As I approached the loons I realized the source of the strange sound! There were two juvenile loon chicks swimming around their mother making weird screeching noises! The three of them would take turns diving under then resurfacing further up the pond. I tried to guess where they would pop up to get myself closer to them. Eventually I was successful in my attempts and the mother came up very close to me! The chicks surfaced shortly after and I got some great photos plus a couple videos. The chicks were lighter colored then their mother and their heads were gray. Hers was the dark black that all adult loons have in common. They were obviously very attached to their mother and stayed very close to her. One of the juveniles ended up some distance away after one of its dives and began its screeching in earnest. It finally managed to produce a signature loon call although it wasn’t perfect! The chicks were learning to speak and I was fortunate to be witnessing something very special! They stayed close to me for some time and I was enjoying the moment to the fullest! The warm sun, calm pond, and my loon friends in front of me with the beautifully colored ridges in the distance. I paddled away and began to speculate about certain possibilities. Could this be the loon family I had seen early in July at a nearby pond? The father was gone it appeared. The pond was some distance away but it was all one connected waterway. The family could have swam from one pond to the other. Maybe the chicks could even fly by now. They would need to fly shortly I surmised with winter getting closer all the time. The chicks certainly had grown since July! My imagination began to run wild. Maybe the mother had discovered the huge northern pike in their pond and recognized the potential threat. I had lost it overboard after an epic battle and could attest to its size. It would have had no issue swallowing one of the tiny chicks back in July. I decided that these were the same family of loons at that point. Regardless of my theory I was happy that two loon chicks had survived the hazards of water.

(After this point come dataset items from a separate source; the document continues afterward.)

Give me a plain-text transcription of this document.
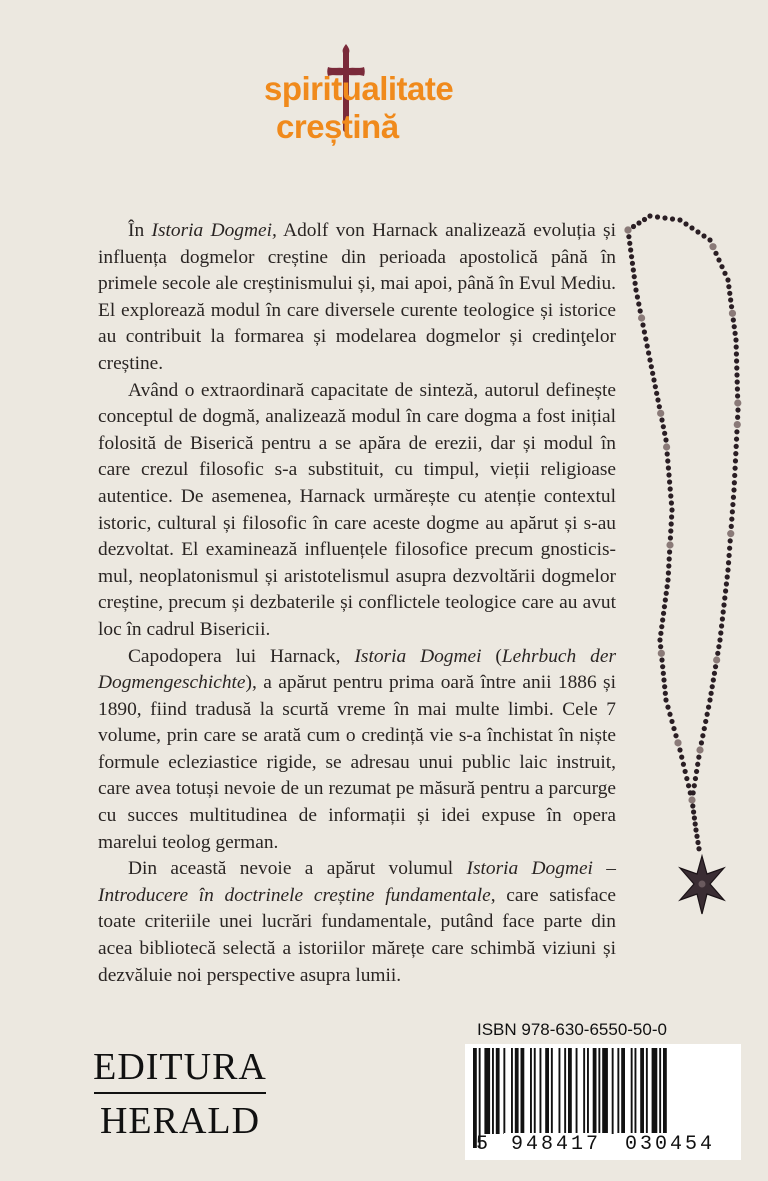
spiritualitate
creștină

În Istoria Dogmei, Adolf von Harnack analizează evoluția și influența dogmelor creștine din perioada apostolică până în primele secole ale creștinismului și, mai apoi, până în Evul Mediu. El explorează modul în care diversele curente teologice și istorice au contribuit la formarea și modelarea dogmelor și credinţelor creștine.

Având o extraordinară capacitate de sinteză, autorul definește conceptul de dogmă, analizează modul în care dogma a fost inițial folosită de Biserică pentru a se apăra de erezii, dar și modul în care crezul filosofic s-a substituit, cu timpul, vieții religioase autentice. De asemenea, Harnack urmărește cu atenție contextul istoric, cultural și filosofic în care aceste dogme au apărut și s-au dezvoltat. El examinează influențele filosofice precum gnosticismul, neoplatonismul și aristotelismul asupra dezvoltării dogmelor creștine, precum și dezbaterile și conflictele teologice care au avut loc în cadrul Bisericii.

Capodopera lui Harnack, Istoria Dogmei (Lehrbuch der Dogmengeschichte), a apărut pentru prima oară între anii 1886 și 1890, fiind tradusă la scurtă vreme în mai multe limbi. Cele 7 volume, prin care se arată cum o credință vie s-a închistat în niște formule ecleziastice rigide, se adresau unui public laic instruit, care avea totuși nevoie de un rezumat pe măsură pentru a parcurge cu succes multitudinea de informații și idei expuse în opera marelui teolog german.

Din această nevoie a apărut volumul Istoria Dogmei – Introducere în doctrinele creștine fundamentale, care satisface toate criteriile unei lucrări fundamentale, putând face parte din acea bibliotecă selectă a istoriilor mărețe care schimbă viziuni și dezvăluie noi perspective asupra lumii.

EDITURA
HERALD
ISBN 978-630-6550-50-0
5	948417	030454
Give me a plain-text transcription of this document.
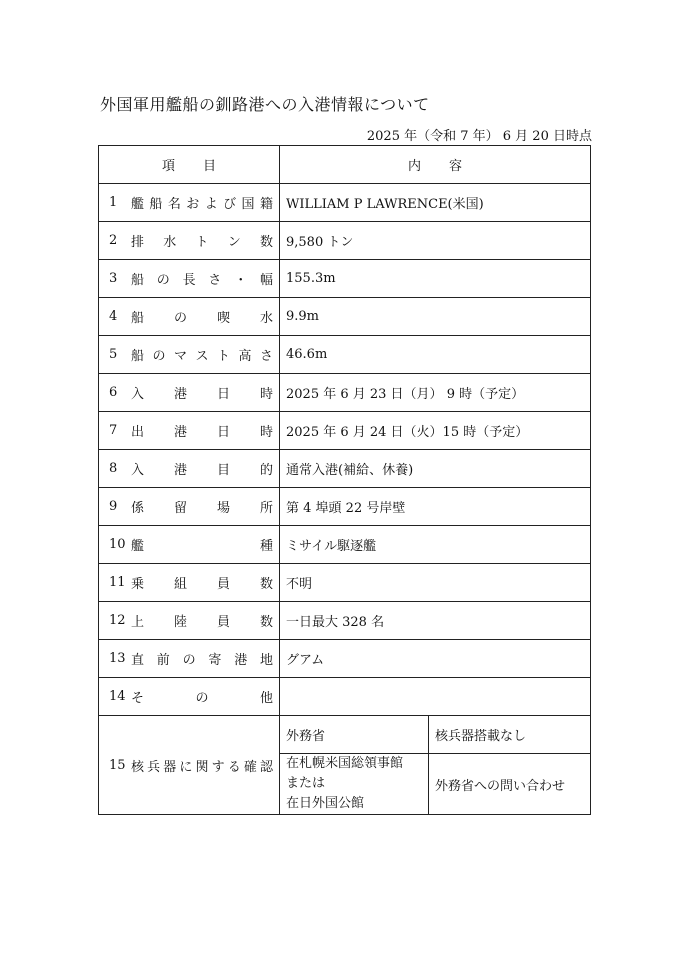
外国軍用艦船の釧路港への入港情報について
2025 年（令和 7 年） 6 月 20 日時点
項 目	内 容	

1 艦船名および国籍	WILLIAM P LAWRENCE(米国)	

2 排水トン数	9,580 トン	

3 船の長さ・幅	155.3m	

4 船の喫水	9.9m	

5 船のマスト高さ	46.6m	

6 入港日時	2025 年 6 月 23 日（月） 9 時（予定）	

7 出港日時	2025 年 6 月 24 日（火）15 時（予定）	

8 入港目的	通常入港(補給、休養)	

9 係留場所	第 4 埠頭 22 号岸壁	

10 艦種	ミサイル駆逐艦	

11 乗組員数	不明	

12 上陸員数	一日最大 328 名	

13 直前の寄港地	グアム	

14 その他		

15 核兵器に関する確認	外務省	核兵器搭載なし

	在札幌米国総領事館
または
在日外国公館	外務省への問い合わせ
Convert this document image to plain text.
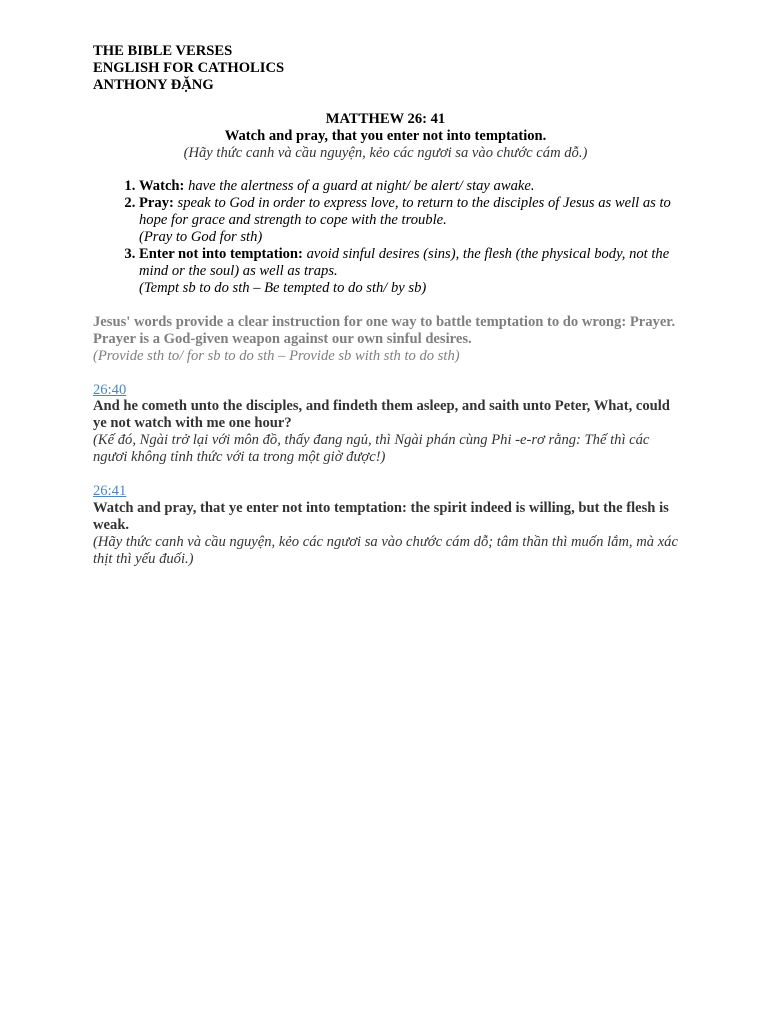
THE BIBLE VERSES
ENGLISH FOR CATHOLICS
ANTHONY ĐẶNG
MATTHEW 26: 41
Watch and pray, that you enter not into temptation.
(Hãy thức canh và cầu nguyện, kẻo các ngươi sa vào chước cám dỗ.)
1. Watch: have the alertness of a guard at night/ be alert/ stay awake.
2. Pray: speak to God in order to express love, to return to the disciples of Jesus as well as to hope for grace and strength to cope with the trouble.
(Pray to God for sth)
3. Enter not into temptation: avoid sinful desires (sins), the flesh (the physical body, not the mind or the soul) as well as traps.
(Tempt sb to do sth – Be tempted to do sth/ by sb)
Jesus' words provide a clear instruction for one way to battle temptation to do wrong: Prayer. Prayer is a God-given weapon against our own sinful desires.
(Provide sth to/ for sb to do sth – Provide sb with sth to do sth)
26:40
And he cometh unto the disciples, and findeth them asleep, and saith unto Peter, What, could ye not watch with me one hour?
(Kế đó, Ngài trở lại với môn đồ, thấy đang ngủ, thì Ngài phán cùng Phi -e-rơ rằng: Thế thì các ngươi không tỉnh thức với ta trong một giờ được!)
26:41
Watch and pray, that ye enter not into temptation: the spirit indeed is willing, but the flesh is weak.
(Hãy thức canh và cầu nguyện, kẻo các ngươi sa vào chước cám dỗ; tâm thần thì muốn lắm, mà xác thịt thì yếu đuối.)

The magic of nature is there to discover but it’s all about timing so much of the time. I have witnessed many wonderful things as I wandered afield through forest,swamp, and stream. To witness the baby chicks in July and then to see them again in October was truly something amazing! Today I paddled up to Floodwood Pond for a little catch and release fishing despite the windy conditions. As I approached the entrance of Copperas Pond this afternoon I spotted three loons up the waterway and recognized them as the loon family. I figured that I would encounter them later when I paddled in their direction so I left them to their fishing. The fishing was horrible on the windy pond but I did manage to land one small bass before I left. As I paddled up towards Little Square Pond I spotted one lone loon. It was one of the juveniles and I got very close to it. It was busy fishing and I wondered where the other two had gone. I found them way up in the mouth of Little Square Pond fishing together. I got a nice photo and a short video of the two of them together. Nature was taking its course it seemed. The lone juvenile was becoming comfortable being on its own although I suspect that they joined up later. I had hoped to see one of the juveniles trying to fly but that’s asking for a lot!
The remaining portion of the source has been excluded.